Complaining about American Forces Network commercials is a popular sport for military families overseas, one that reaches its zenith about this time each year. As Super Bowl weekend approaches, the burning gridiron question is not about coaches or quarterbacks. It’s about advertising. Why must AFN viewers be deprived of one of the hallowed traditions of American sports: Super Bowl commercials?
Every year AFN, which provides American television shows for U.S. military audiences overseas, explains why donated programming and paid advertising are mutually exclusive. Every year, some viewers insist that for TV’s most expensive advertising venue, it just can’t be true. But it is.
In 2010, AFN Europe created a challenge to answer these complaints, the “You Do It!” program, in which viewers are invited to create and submit their own commercials for the big game.
AFN Europe has renewed the challenge for a third year, with submissions due on Jan. 27 for the Feb. 2 game. Homegrown commercials then get what big name companies can only dream of — free airtime during the biggest television event of the year.
“Think of the bragging rights,” said AFN spokesman George Smith.
About a hundred submissions were received for each of the past two years, according to AFN. The program is not a contest, and all submissions that fit the criteria for length and content are used.

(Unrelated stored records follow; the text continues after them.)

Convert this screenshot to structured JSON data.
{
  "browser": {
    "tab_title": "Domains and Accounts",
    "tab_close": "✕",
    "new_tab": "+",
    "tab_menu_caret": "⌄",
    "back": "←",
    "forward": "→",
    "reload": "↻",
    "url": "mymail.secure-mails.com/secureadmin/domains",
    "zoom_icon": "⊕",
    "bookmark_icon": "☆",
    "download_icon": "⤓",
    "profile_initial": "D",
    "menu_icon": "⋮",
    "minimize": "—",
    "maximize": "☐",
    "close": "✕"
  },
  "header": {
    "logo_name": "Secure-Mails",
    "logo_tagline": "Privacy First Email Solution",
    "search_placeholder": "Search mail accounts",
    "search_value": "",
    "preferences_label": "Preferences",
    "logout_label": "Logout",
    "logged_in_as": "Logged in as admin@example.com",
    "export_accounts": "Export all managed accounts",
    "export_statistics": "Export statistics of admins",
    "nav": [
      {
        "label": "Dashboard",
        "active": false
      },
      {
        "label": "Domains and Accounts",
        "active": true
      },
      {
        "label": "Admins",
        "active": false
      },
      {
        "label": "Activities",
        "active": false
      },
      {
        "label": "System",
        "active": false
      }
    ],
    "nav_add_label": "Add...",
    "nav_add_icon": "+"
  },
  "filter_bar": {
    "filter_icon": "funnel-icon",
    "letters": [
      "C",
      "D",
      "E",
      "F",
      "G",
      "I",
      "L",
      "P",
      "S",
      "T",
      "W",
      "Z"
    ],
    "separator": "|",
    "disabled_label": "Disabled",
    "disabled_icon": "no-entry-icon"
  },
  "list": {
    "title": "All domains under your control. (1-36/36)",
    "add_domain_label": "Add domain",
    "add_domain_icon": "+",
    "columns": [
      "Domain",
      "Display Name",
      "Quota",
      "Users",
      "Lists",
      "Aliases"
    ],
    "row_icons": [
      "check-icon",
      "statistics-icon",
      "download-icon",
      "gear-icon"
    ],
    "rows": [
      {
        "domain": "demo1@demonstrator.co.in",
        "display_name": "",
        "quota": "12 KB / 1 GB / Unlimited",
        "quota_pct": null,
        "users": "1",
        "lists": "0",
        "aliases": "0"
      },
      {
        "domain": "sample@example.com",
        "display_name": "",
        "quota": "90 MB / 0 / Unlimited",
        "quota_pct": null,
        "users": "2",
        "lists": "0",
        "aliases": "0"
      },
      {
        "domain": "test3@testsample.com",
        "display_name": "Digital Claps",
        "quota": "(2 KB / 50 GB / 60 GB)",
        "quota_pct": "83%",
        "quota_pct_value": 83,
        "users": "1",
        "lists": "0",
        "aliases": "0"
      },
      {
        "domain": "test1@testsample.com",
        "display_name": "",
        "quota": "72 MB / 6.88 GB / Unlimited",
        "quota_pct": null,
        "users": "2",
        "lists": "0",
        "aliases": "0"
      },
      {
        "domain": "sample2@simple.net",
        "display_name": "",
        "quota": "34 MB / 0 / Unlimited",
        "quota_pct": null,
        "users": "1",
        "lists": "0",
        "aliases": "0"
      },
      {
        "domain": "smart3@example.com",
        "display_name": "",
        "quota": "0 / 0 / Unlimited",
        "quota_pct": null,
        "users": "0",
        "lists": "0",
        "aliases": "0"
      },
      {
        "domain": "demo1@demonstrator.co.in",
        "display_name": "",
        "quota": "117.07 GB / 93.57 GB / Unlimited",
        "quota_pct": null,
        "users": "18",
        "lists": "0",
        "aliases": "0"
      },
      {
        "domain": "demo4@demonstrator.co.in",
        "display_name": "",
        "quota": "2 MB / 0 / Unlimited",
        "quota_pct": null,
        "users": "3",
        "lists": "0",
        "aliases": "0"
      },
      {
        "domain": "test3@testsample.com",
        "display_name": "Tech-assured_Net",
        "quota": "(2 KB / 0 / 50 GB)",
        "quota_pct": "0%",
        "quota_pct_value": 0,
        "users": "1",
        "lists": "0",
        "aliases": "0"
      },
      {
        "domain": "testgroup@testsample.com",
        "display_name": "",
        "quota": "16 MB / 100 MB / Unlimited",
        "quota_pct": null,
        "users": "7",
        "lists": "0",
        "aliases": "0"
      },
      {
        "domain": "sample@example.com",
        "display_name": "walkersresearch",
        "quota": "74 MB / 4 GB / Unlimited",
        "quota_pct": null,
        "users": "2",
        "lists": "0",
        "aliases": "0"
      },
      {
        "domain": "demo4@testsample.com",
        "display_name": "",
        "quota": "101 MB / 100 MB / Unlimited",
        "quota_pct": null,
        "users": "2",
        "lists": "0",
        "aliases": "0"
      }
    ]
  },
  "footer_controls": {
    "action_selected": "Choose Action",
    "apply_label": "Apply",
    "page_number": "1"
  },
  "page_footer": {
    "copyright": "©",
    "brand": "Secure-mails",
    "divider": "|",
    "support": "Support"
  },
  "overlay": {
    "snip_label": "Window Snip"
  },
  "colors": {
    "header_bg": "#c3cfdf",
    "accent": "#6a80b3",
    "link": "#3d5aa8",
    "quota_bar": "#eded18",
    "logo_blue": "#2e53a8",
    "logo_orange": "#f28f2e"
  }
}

“Getting our audience directly involved with the highest rated TV event of the year is a win-win for the audience and AFN,” said Smith.

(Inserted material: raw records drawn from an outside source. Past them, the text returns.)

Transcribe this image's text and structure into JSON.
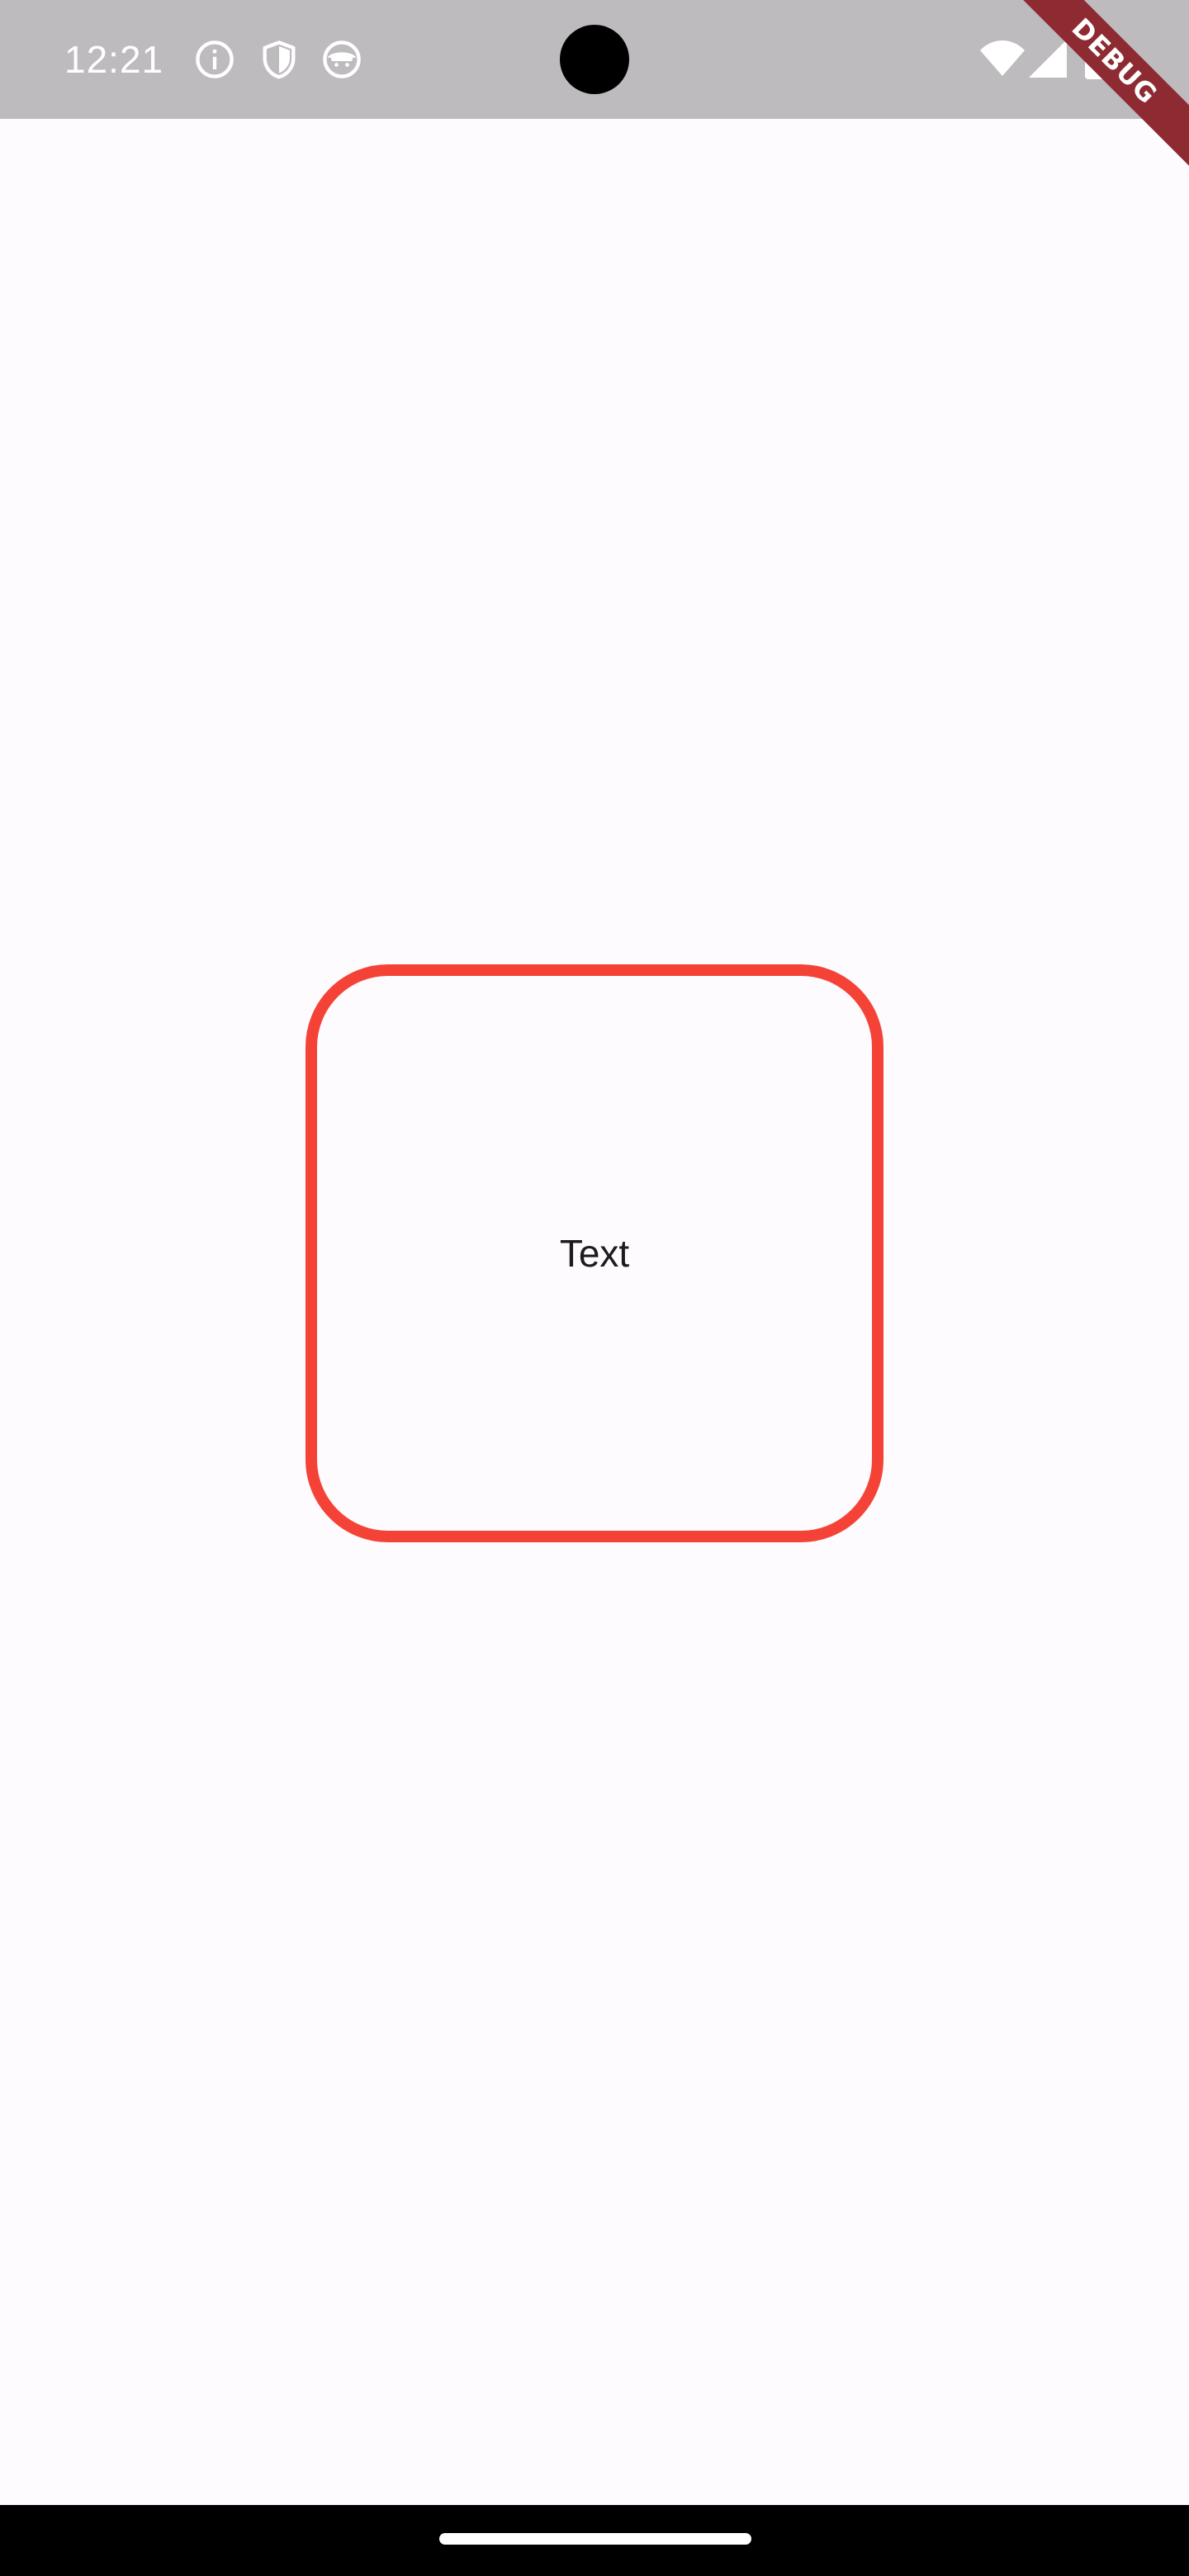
{
  "status_bar": {
    "time": "12:21",
    "left_icons": [
      "info-icon",
      "shield-icon",
      "face-icon"
    ],
    "right_icons": [
      "wifi-icon",
      "signal-icon",
      "battery-icon"
    ],
    "background_color": "#bdbbbd"
  },
  "debug_banner": {
    "label": "DEBUG",
    "color": "#8e2a32"
  },
  "main": {
    "box_text": "Text",
    "border_color": "#f44336",
    "background_color": "#fefbfe"
  },
  "nav_bar": {
    "background_color": "#000000"
  }
}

The homemade commercials have been fun to watch, and some are quite well done for home videos. In past years, some have been send-ups of iconic AFN commercial spots about OPSEC or the commissary. Others, created by students at various schools, promote sports, clubs or the video yearbook. Entries have included animation and stop-motion as well as live action. The military community possesses a wealth of creativity, and Smith said AFN is happy to showcase that talent.
“In years past, we’ve seen many ‘You Do Its’ by high school video production classes,” he said. “We’d like to see more by troops downrange or anyone who has ever done a YouTube video.”
All of the past “You Do It!” submissions are still available on YouTube. So are the “real” Super Bowl commercials, for that matter. In the age of web TV, almost everything is online somewhere, so it’s hard to complain about what is not on AFN.
I’ve seen plenty of real Super Bowl commercials over the years. Some are pretty entertaining, but I’m cheering for the home team on this one. On principle I’d choose even “Chicken Knows Best” over Madison Avenue’s smoothest attempts to convince me I’ll be richer, funnier, faster and smarter if I use this or buy that.
Yes, I admit it, I’m a total square, and I actually prefer annoying AFN commercials to the annoying ones in the States for used car lots, discount mattresses and personal injury attorneys. Of course, some of the AFN spots are inane and possibly an insult to my intelligence, but I can say the same thing about a lot of actual commercials.
Call me crazy, but I’d rather be badgered and irritated by people who aren’t trying to sell me anything, except the ideas that I should exercise, eat right, recycle, stop smoking, not harass fellow workers, wear a reflective belt, know the Tricare hotline number or call my chaplain if I’m gambling, drinking, stressed, depressed or just plain lonely.
As I predicted a couple of years ago, now that I'm back in the States, AFN ads are among the things I miss about life overseas. Real advertising gets old too, and I still prefer Squeakers the hamster and the OPSEC chameleon to that squawking insurance-hawking duck any day.
Oh, the irony is not lost on me, I assure you.